I am perpetually interested in how certain personality types gravitate toward certain breeds or breed types.
For instance, I have always loved dogs in the herding group most. I love their look, their intensity, their intelligence and drive to work with people. I grew up with a beautiful Australian shepherd, and I dream sometimes about getting an English shepherd. But I also have a soft spot for sighthounds and spaniels.
Through no clear intention of my own, I have become a “German shepherd person,” now raising two shepherds and having fostered six. (*German shepherds are technically in the herding group, according to the AKC, but many shepherds these days have lost that herding instinct. But there is a growing trend of getting working-line shepherds back into livestock herding, which I find very interesting.)
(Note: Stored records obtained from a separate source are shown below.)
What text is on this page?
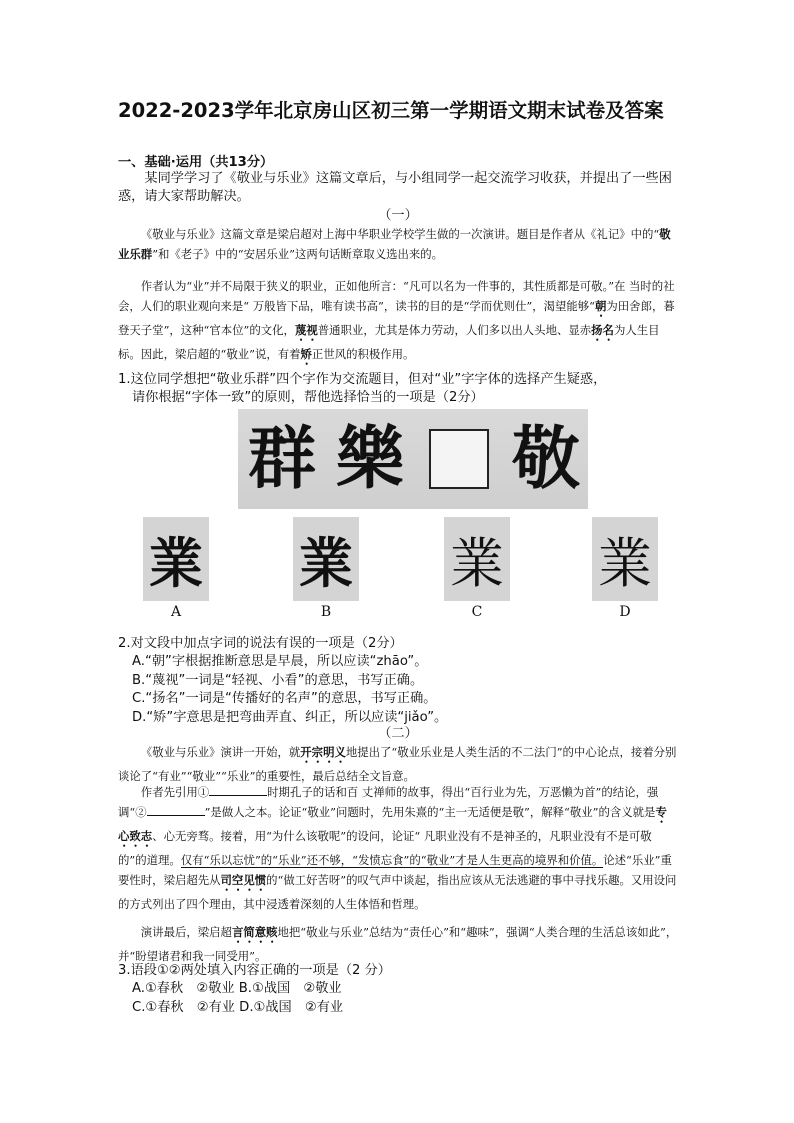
2022-2023学年北京房山区初三第一学期语文期末试卷及答案
一、基础·运用（共13分）
某同学学习了《敬业与乐业》这篇文章后，与小组同学一起交流学习收获，并提出了一些困惑，请大家帮助解决。
（一）
《敬业与乐业》这篇文章是梁启超对上海中华职业学校学生做的一次演讲。题目是作者从《礼记》中的“敬业乐群”和《老子》中的“安居乐业”这两句话断章取义选出来的。
作者认为“业”并不局限于狭义的职业，正如他所言：“凡可以名为一件事的，其性质都是可敬。”在 当时的社会，人们的职业观向来是“ 万般皆下品，唯有读书高”，读书的目的是“学而优则仕”，渴望能够“朝为田舍郎，暮登天子堂”，这种“官本位”的文化，蔑视普通职业，尤其是体力劳动，人们多以出人头地、显赤扬名为人生目标。因此，梁启超的“敬业”说，有着矫正世风的积极作用。
1.这位同学想把“敬业乐群”四个字作为交流题目，但对“业”字字体的选择产生疑惑，
请你根据“字体一致”的原则，帮他选择恰当的一项是（2分）
群 樂 敬
業 業 業 業
A	B	C	D
2.对文段中加点字词的说法有误的一项是（2分）
A.“朝”字根据推断意思是早晨，所以应读“zhāo”。
B.“蔑视”一词是“轻视、小看”的意思，书写正确。
C.“扬名”一词是“传播好的名声”的意思，书写正确。
D.“矫”字意思是把弯曲弄直、纠正，所以应读“jiǎo”。
（二）
《敬业与乐业》演讲一开始，就开宗明义地提出了“敬业乐业是人类生活的不二法门”的中心论点，接着分别谈论了“有业”“敬业”“乐业”的重要性，最后总结全文旨意。
作者先引用①	时期孔子的话和百 丈禅师的故事，得出“百行业为先，万恶懒为首”的结论，强调“②	”是做人之本。论证“敬业”问题时，先用朱熹的“主一无适便是敬”，解释“敬业”的含义就是专心致志、心无旁骛。接着，用“为什么该敬呢”的设问，论证“ 凡职业没有不是神圣的，凡职业没有不是可敬的”的道理。仅有“乐以忘忧”的“乐业”还不够，“发愤忘食”的“敬业”才是人生更高的境界和价值。论述“乐业”重要性时，梁启超先从司空见惯的“做工好苦呀”的叹气声中谈起，指出应该从无法逃避的事中寻找乐趣。又用设问的方式列出了四个理由，其中浸透着深刻的人生体悟和哲理。
演讲最后，梁启超言简意赅地把“敬业与乐业”总结为“责任心”和“趣味”，强调“人类合理的生活总该如此”，并“盼望诸君和我一同受用”。
3.语段①②两处填入内容正确的一项是（2 分）
A.①春秋　②敬业 B.①战国　②敬业
C.①春秋　②有业 D.①战国　②有业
And yet I feel very different from the typical German shepherd person. Allow me to stereotype, will you?
The typical German shepherd person
- ascribes to traditional, dominance-based training
- often has a military or law enforcement background
- is concerned with being “the alpha” or the “pack leader”
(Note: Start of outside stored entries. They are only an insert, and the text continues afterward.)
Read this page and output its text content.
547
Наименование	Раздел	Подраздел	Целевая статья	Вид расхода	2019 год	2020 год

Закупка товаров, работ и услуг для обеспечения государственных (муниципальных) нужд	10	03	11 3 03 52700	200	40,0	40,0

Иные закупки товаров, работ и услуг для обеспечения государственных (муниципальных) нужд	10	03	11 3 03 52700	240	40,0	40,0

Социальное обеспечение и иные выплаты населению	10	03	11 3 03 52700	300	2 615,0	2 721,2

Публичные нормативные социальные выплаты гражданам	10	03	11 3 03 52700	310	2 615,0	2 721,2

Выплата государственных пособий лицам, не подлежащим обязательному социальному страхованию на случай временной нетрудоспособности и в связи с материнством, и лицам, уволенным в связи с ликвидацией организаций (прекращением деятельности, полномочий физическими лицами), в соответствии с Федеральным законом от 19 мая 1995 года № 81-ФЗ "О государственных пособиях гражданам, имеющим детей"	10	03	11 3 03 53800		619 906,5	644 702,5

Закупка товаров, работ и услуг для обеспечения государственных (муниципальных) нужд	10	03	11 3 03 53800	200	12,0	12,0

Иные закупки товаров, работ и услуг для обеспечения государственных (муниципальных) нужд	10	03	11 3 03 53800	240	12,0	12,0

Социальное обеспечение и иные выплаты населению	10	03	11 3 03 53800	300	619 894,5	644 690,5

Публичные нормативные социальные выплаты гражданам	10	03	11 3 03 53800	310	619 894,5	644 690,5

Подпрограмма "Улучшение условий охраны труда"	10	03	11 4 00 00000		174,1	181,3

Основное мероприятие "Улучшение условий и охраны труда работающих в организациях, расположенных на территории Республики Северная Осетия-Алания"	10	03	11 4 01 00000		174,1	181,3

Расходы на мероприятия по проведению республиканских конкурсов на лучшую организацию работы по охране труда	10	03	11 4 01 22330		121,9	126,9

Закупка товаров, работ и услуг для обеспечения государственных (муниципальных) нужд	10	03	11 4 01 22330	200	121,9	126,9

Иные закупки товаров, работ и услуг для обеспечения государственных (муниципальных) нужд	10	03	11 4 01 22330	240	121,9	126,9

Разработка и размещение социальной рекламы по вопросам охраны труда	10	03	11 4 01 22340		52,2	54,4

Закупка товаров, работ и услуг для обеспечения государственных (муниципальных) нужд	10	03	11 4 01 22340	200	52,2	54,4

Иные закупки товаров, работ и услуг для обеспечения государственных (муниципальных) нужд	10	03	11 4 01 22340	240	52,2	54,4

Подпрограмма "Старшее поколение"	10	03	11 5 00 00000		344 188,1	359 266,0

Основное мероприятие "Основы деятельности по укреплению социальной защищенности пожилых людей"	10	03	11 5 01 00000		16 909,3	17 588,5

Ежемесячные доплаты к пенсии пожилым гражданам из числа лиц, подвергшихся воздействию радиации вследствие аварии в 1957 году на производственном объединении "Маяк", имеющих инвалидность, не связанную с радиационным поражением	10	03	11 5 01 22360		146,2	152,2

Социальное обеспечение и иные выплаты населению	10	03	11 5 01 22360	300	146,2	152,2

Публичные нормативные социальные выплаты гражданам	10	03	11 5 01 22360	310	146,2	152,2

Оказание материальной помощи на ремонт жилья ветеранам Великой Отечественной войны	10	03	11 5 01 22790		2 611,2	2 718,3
- has no problem with shock collars, prong collars, and choke chains
- finds schutzhund very appealing
- is likely a gun owner
- finds “toughness” and even mild aggression to be a virtue
Clearly, not everyone who has a shepherd fits most or even one of these stereotypes, but I find these traits to be more true of shepherd people than of other groups aligned with other breeds.
This person loves his or her shepherd as much as I love mine, and the generalizations are not meant to discount that but rather to say I often feel very, very temperamentally different from the typical German shepherd owner.
I am not tough, and I am not impressed by machismo. I do not and never will own a gun. I follow the science-based philosophies of positive reinforcement training and would never use a shock collar on my dog or on any dog. I do not think my dogs are trying to “dominate” me, a concept I find simultaneously laughable and dangerous.
For these reasons, I stay off the German shepherd message boards and have honestly distanced myself from a lot of our dogs’ rescue representatives, most of whom have bought into a shock-collar “training” franchise and encourage adopters to put their shepherds through their expensive programs, which promise fast results for “problem” dogs by the widespread use of e-collars. I’m OK with being an outsider.

It makes me curious, though, about other breeds, so I’d love to hear from you. What are some of the stereotypes of people with your dog’s breed? Do you fit those generalizations?